Teseu, herói de grandes façanhas e filho do Rei Egeu, ofereceu-se para ir matar o Minotauro. Recebido no palácio de Cnossos, a filha de Minos, Ariana, apaixonou-se por ele. Ao descobrir que vinha lutar com o Minotauro deu-lhe um novelo, que o ajudaria a andar no labirinto sem se perder. No dia seguinte, de manhã, Teseu foi levado ao labirinto, segurou no novelo e prendeu a extremidade do fio à parede. À medida que percorria o labirinto, desenrolava o novelo. Conseguindo vencer o Minotauro, bastou-lhe de seguida seguir o fio de Ariana em sentido inverso, até à porta que o levava de volta à vida.

No Mistério de Ariana, segundo Deleuze, a partir de Nietzche, Ariana é ambivalente, pois está entre Teseu e Dionísio. Teseu, é o herói o decifrador de enigmas, “O homem superior pretende levar a humanidade à perfeição, à realização.”[1] Teseu significa o pesado fardo do conhecimento. Dionísio, representa o touro, não carrega nada, reconhece-se no super-homem. É a afirmação da multiplicidade da vida. Teseu ao matar o Minotauro está a negar a vida, destruindo a sua sabedoria.

Deleuze refere-se ao fio de Ariana como o signo do conhecimento, que, por sua vez, representa o labirinto da moralidade do ideal ascético e religioso. Ariana, ao apaixonar-se por Teseu, representa a ilusão de uma fácil afirmação. Teseu também é a ilusão da afirmação: ao destruir o Minotauro, nega a vida.

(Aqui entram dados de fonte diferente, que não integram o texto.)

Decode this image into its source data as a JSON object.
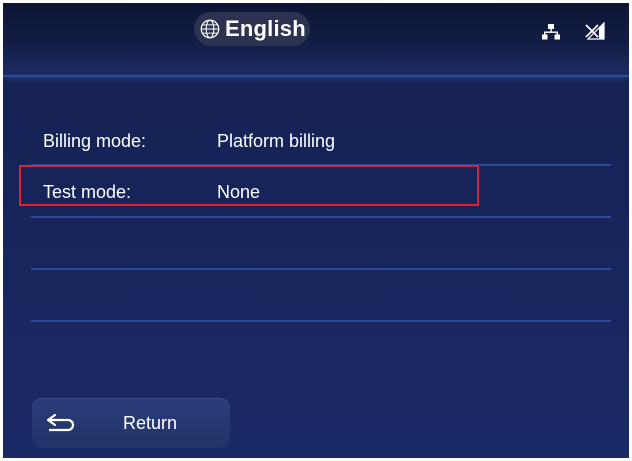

Ariana abandonada por Teseu vê-se confrontada com Dionísio. Para Ariana, “a alma, que era pesada com Teseu, alivia-se com Dionísio, sem pesos, desfiada, elevada até ao céu.”[2] Deleuze fala sobre a transmutação de Ariana entre Teseu e Dionísio. Aqui os símbolos de Ariana mudam de sentido, com a procura de Dionísio por uma amada. “Também o labirinto já não é o labirinto do conhecimento e da moral; o labirinto já não é o caminho a que se submete, ao seguir o fio, aquele que vai matar o touro. O labirinto tornou-se no próprio touro branco, Dionísio-touro: Eu sou o teu labirinto.”[3] É o labirinto da própria vida e do Ser como vida. O Eterno Retorno é afirmativo, é o resultado da transmutação de Ariana, é a sua união com Dionísio. O filho de ambos é o super-homem que vive nas cavernas.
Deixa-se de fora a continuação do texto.